MORE than 4,000 small-boats migrants have crossed to the UK already this year — the fastest the milestone has been reached.
Yesterday even more landed here on the tenth straight day of arrivals.

Home Office figures showed that, as of Sunday, 4,131 illegal migrants had made the perilous Channel crossing since the start of January.
The number is 23 per cent higher than at the same point last year, 33 per cent more than 2023 and 87 per cent higher than 2022.
This month alone more than 2,000 crossed in nine days.
The most arriving in one day this year was 592 people, in 11 boats, on March 2.
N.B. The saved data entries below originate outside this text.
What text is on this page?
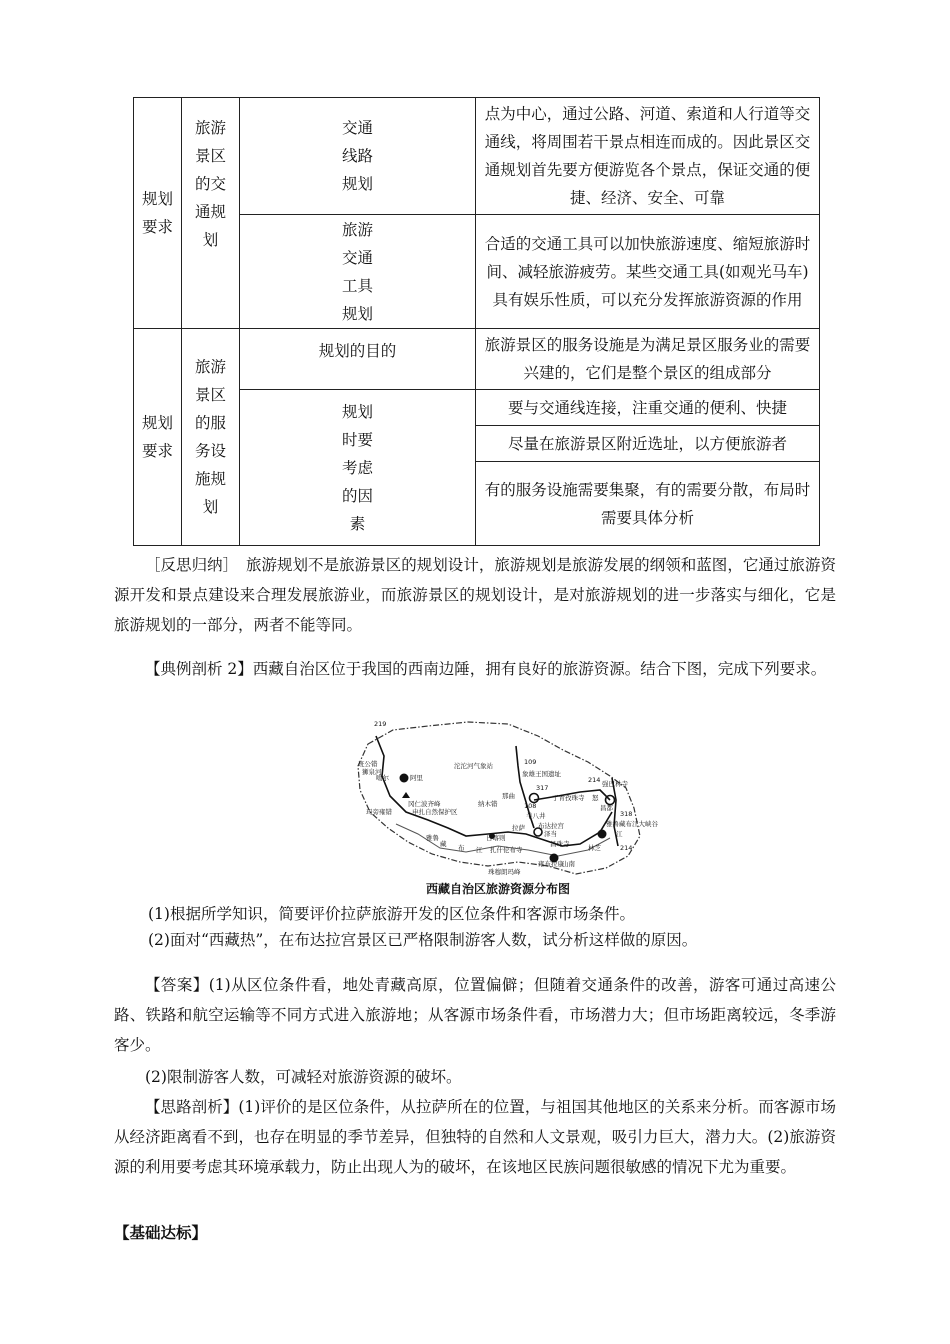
规划要求	旅游景区的交通规划	交通线路规划	点为中心，通过公路、河道、索道和人行道等交通线，将周围若干景点相连而成的。因此景区交通规划首先要方便游览各个景点，保证交通的便捷、经济、安全、可靠

		旅游交通工具规划	合适的交通工具可以加快旅游速度、缩短旅游时间、减轻旅游疲劳。某些交通工具(如观光马车)具有娱乐性质，可以充分发挥旅游资源的作用

规划要求	旅游景区的服务设施规划	规划的目的	旅游景区的服务设施是为满足景区服务业的需要兴建的，它们是整个景区的组成部分

		规划时要考虑的因素	要与交通线连接，注重交通的便利、快捷
			尽量在旅游景区附近选址，以方便旅游者
			有的服务设施需要集聚，有的需要分散，布局时需要具体分析

［反思归纳］　旅游规划不是旅游景区的规划设计，旅游规划是旅游发展的纲领和蓝图，它通过旅游资源开发和景点建设来合理发展旅游业，而旅游景区的规划设计，是对旅游规划的进一步落实与细化，它是旅游规划的一部分，两者不能等同。

【典例剖析 2】西藏自治区位于我国的西南边陲，拥有良好的旅游资源。结合下图，完成下列要求。

219
班公错
狮泉河
噶尔	阿里
冈仁波齐峰
玛旁雍错	申扎自然保护区
纳木错
沱沱河气象站	109
象雄王国遗址
317
丁青孜珠寺
214 强巴林寺
昌都
那曲
108
羊八井	318
雅鲁藏布江大峡谷
怒
江
布达拉宫
拉萨
泽当
昌珠寺
雍布拉康
林芝
山南
日喀则
扎什伦布寺
珠穆朗玛峰
雅鲁
藏 布 江	214
西藏自治区旅游资源分布图

(1)根据所学知识，简要评价拉萨旅游开发的区位条件和客源市场条件。

(2)面对“西藏热”，在布达拉宫景区已严格限制游客人数，试分析这样做的原因。

【答案】(1)从区位条件看，地处青藏高原，位置偏僻；但随着交通条件的改善，游客可通过高速公路、铁路和航空运输等不同方式进入旅游地；从客源市场条件看，市场潜力大；但市场距离较远，冬季游客少。

(2)限制游客人数，可减轻对旅游资源的破坏。

【思路剖析】(1)评价的是区位条件，从拉萨所在的位置，与祖国其他地区的关系来分析。而客源市场从经济距离看不到，也存在明显的季节差异，但独特的自然和人文景观，吸引力巨大，潜力大。(2)旅游资源的利用要考虑其环境承载力，防止出现人为的破坏，在该地区民族问题很敏感的情况下尤为重要。

【基础达标】
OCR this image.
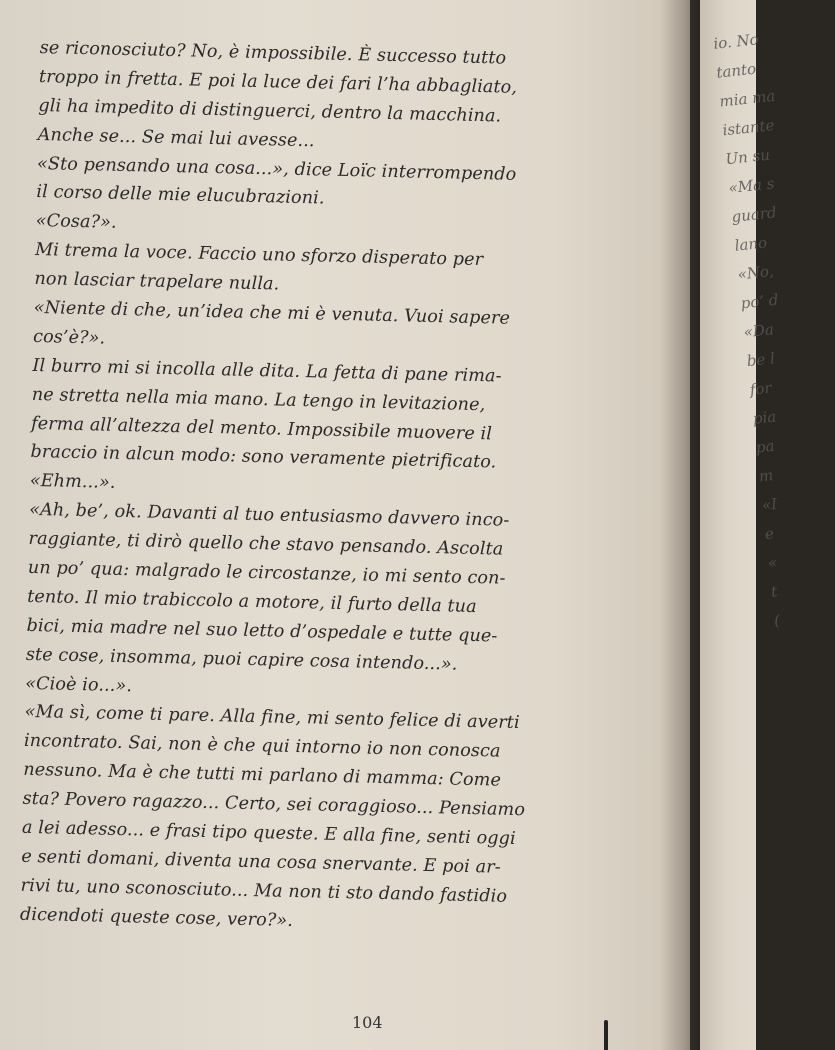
se riconosciuto? No, è impossibile. È successo tutto
troppo in fretta. E poi la luce dei fari l’ha abbagliato,
gli ha impedito di distinguerci, dentro la macchina.
Anche se... Se mai lui avesse...
«Sto pensando una cosa...», dice Loïc interrompendo
il corso delle mie elucubrazioni.
«Cosa?».
Mi trema la voce. Faccio uno sforzo disperato per
non lasciar trapelare nulla.
«Niente di che, un’idea che mi è venuta. Vuoi sapere
cos’è?».
Il burro mi si incolla alle dita. La fetta di pane rima-
ne stretta nella mia mano. La tengo in levitazione,
ferma all’altezza del mento. Impossibile muovere il
braccio in alcun modo: sono veramente pietrificato.
«Ehm...».
«Ah, be’, ok. Davanti al tuo entusiasmo davvero inco-
raggiante, ti dirò quello che stavo pensando. Ascolta
un po’ qua: malgrado le circostanze, io mi sento con-
tento. Il mio trabiccolo a motore, il furto della tua
bici, mia madre nel suo letto d’ospedale e tutte que-
ste cose, insomma, puoi capire cosa intendo...».
«Cioè io...».
«Ma sì, come ti pare. Alla fine, mi sento felice di averti
incontrato. Sai, non è che qui intorno io non conosca
nessuno. Ma è che tutti mi parlano di mamma: Come
sta? Povero ragazzo... Certo, sei coraggioso... Pensiamo
a lei adesso... e frasi tipo queste. E alla fine, senti oggi
e senti domani, diventa una cosa snervante. E poi ar-
rivi tu, uno sconosciuto... Ma non ti sto dando fastidio
dicendoti queste cose, vero?».
104
io. No
tanto
mia ma
istante
Un su
«Ma s
guard
lano
«No,
po’ d
«Da
be l
for
pia
pa
m
«I
e
«
t
(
Yesterday Border Force scooped up more boatloads and took them to Dover, in the longest run of unbroken days for arrivals since last May.
The Government’s assertion, put forth during a lull last year, that they had severed the association between days with low winds and smooth waters, known as “red days,” and the heightened activity in the English Channel, has been refuted.
Shadow Home Secretary Chris Philp has branded his counterpart Yvette Cooper and PM Sir Keir Starmer “weak”.
The Tories have demanded Labour reinstate the axed Rwanda plan as a deterrent.
A Home Office spokesperson said: “We all want to end dangerous small-boat crossings, which threaten lives and undermine our border security.
“We are implementing tangible changes in our strategy by enacting laws to establish resources, authorities, illegal activities, and punitive measures that will enable us to outpace criminal organizations.”